New video on bioenergy competitiveness!
Bioenergy is set to play an essential role in the European Union’s energy transition. Accounting for 59% of all renewables and 10.3% of all energy consumption across the EU (2018) bioenergy is at the forefront of carbon neutrality and a driving force for achieving climate neutrality.
Europe has amble opportunity to take the lead in the clean energy transition. The provision of a coherent industrial strategy will provide the necessary framework to ensure competitive business the promotes European manufacturing and the technological know-how that will create a stable market.
Bioenergy is a versatile, storable and accessible energy source that can deliver across electricity, heating and transport fuels. Its reliability – and the high temperature and pressure steam provided by combustion – has made bioenergy a viable solution for many EU industrial sectors seeking to green processes. In this way, the bioenergy sector has saved the equivalent of over 300 million tonnes of CO2 emissions.
This versatility has set bioenergy up to play key role in the current and future energy mix, ensuring a just and sustainable transition. The Renewable Energy Directive (RED II) provides the basis of the sustainability criteria under which bioenergy has become the only energy source to guarantee sustainability of sourcing, irrespective of the geographical origin of the biomass. When coupled with a robust risk-assessment system, the directive has created a procedure that guarantees market stability and provides the framework for bioenergy’s competitiveness. Europe can be proud of its pioneering policy for biomass sustainability, the equivalent of which cannot be found on any other continent.
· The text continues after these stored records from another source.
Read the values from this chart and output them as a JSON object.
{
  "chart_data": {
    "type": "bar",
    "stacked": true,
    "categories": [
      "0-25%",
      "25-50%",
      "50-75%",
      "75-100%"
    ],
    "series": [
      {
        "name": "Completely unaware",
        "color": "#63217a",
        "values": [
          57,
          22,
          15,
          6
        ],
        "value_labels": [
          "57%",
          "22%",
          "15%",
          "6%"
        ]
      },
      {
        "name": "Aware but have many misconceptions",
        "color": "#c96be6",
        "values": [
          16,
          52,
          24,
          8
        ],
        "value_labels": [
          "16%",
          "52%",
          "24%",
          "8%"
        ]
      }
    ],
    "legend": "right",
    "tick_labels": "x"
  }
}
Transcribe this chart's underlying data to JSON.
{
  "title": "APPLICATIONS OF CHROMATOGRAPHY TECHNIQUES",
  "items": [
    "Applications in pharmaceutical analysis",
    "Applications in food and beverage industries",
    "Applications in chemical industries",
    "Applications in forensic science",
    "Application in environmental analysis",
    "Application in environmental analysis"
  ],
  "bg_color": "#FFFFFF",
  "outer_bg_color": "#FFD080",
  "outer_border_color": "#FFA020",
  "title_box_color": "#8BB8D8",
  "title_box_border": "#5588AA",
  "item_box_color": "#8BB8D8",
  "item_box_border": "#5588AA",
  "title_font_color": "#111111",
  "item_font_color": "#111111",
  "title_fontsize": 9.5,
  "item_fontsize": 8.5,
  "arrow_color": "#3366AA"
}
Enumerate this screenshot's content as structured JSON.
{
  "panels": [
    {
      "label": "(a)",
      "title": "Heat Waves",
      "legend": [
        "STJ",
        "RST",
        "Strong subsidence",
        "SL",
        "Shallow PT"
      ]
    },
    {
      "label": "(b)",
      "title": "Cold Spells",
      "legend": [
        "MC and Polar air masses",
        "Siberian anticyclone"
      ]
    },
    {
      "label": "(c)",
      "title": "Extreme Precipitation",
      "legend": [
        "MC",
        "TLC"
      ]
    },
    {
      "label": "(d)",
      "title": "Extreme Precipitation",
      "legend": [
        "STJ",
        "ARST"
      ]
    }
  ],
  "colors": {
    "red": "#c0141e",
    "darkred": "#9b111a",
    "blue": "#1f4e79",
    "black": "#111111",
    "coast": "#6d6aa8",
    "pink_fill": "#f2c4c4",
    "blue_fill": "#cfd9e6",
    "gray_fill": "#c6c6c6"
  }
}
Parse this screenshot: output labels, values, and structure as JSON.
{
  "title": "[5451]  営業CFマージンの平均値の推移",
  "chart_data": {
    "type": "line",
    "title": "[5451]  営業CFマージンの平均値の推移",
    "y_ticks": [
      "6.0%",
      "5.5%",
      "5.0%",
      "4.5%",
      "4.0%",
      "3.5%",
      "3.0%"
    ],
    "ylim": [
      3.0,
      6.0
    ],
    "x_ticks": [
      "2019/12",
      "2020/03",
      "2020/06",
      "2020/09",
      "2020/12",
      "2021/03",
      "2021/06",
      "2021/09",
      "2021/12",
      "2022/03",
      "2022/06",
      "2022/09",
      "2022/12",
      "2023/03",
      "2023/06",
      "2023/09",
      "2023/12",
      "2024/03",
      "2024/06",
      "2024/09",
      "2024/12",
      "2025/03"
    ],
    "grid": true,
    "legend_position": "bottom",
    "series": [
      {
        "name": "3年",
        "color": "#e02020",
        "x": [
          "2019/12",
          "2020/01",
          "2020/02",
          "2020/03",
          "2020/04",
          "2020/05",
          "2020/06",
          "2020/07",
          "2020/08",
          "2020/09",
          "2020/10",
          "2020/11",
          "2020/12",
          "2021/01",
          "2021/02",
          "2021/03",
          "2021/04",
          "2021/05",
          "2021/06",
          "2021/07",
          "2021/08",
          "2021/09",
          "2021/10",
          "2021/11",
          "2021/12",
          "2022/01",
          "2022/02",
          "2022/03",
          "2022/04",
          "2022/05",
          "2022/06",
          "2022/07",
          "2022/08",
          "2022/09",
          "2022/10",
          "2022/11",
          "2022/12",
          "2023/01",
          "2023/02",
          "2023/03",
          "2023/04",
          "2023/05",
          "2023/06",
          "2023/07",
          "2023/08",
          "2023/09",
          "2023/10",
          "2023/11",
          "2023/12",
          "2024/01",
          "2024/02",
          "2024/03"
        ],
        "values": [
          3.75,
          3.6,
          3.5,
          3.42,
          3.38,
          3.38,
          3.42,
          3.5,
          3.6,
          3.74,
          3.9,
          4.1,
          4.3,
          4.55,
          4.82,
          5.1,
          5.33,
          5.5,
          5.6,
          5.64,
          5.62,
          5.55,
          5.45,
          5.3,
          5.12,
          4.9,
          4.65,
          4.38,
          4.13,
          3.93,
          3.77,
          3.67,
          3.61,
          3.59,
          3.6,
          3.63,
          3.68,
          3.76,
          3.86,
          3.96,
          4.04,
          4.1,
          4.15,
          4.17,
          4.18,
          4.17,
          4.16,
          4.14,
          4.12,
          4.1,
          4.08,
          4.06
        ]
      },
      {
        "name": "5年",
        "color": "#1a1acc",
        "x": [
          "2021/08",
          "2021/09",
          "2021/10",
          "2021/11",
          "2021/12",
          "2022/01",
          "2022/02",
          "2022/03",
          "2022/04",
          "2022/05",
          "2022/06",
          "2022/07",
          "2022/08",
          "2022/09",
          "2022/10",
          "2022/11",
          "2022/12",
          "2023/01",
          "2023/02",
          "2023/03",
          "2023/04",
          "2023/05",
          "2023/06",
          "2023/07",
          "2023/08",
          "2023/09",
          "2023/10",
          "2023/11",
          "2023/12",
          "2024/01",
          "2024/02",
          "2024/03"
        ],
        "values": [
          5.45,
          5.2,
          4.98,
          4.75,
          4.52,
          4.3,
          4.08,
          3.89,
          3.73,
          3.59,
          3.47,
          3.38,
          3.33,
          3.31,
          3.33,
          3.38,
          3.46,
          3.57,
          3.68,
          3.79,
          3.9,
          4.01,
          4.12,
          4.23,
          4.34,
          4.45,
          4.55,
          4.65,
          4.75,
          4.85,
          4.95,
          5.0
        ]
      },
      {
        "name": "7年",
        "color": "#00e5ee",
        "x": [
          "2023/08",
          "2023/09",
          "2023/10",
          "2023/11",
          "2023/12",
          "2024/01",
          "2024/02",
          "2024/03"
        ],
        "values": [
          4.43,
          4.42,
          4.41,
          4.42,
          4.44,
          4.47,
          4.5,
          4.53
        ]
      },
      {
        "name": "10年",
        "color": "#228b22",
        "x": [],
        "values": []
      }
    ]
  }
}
Bioenergy is essential for a sustainable energy transition, making a larger contribution to European GDP than all other renewables combined. Supplying over 700,000 direct and indirect jobs across more than 50,000 business, bioenergy provides more than 49% of all jobs in the European RES industry. Combined with an annual turnover of €60.6 million and a net worth of €5 billion, bioenergy is essential for the European bioeconomy. Sustainable economic growth will largely rely on the sector’s ability to provide an inclusive and accessible transition for all European citizens.
The bioenergy sector is not only valuable in its job provision, but as a direct result of its impact on manufacturing and associated services, can supply significant gross value added. A strong European based industry boost EU competitiveness and forges the way for the EU to become a global leader in renewables.
Bioenergy has proven its value to the European economy in recent years, following a consistent growth in market share. Accounting for 39% of total RES turnover, 0.39% of EU GDP in 2017 and generating €60.6 billion in annual turnover, the bioenergy industry is set to provide a central pillar to the EU energy transition and European bioeconomy.
By sitting at the forefront of bioenergy technology, Europe has created a thriving innovation ecosystem driving the economic recovery through increased technological investment and creating and abundance of jobs. However, the European Union now finds itself at an imperative turning point on the path towards carbon neutrality. The bioenergy sector is working hard to ensure that the energy transition creates a more prosperous and sustainable future, but it must continue to be supported through the continued provision of a favourable framework rather than counterproductive legislation.
Furthermore, increased investments in technological innovation and digitalization is equally essential in driving the transition and ensuring sectoral competitiveness. Between 1995 – 2017, the bioenergy sector accrued over €1584 million in EU national funding and has been linked to 9713 patents. Both public and private investments must work in synergy to ensure the commercial developments of bioenergy processes and technologies. Research is being carried out across the entire value chain including biomass feedstock, supply system, energy conversion and final product.
In the EU, biomass is coming predominantly from local sources with only 4% of the feedstock supplied by imports, and as such will play an essential role in Europe’s energy independence. Not only is bioenergy the most affordable renewable energy solution – providing an accessible and viable solution to energy poverty – its versatility allows it to contribute to the decarbonisation of several EU sectors. Bioenergy sources are plentiful and under the right conditions, can bring wealth and employment to rural areas, enhancing profit diversification derived from the use of marginal and abandoned lands.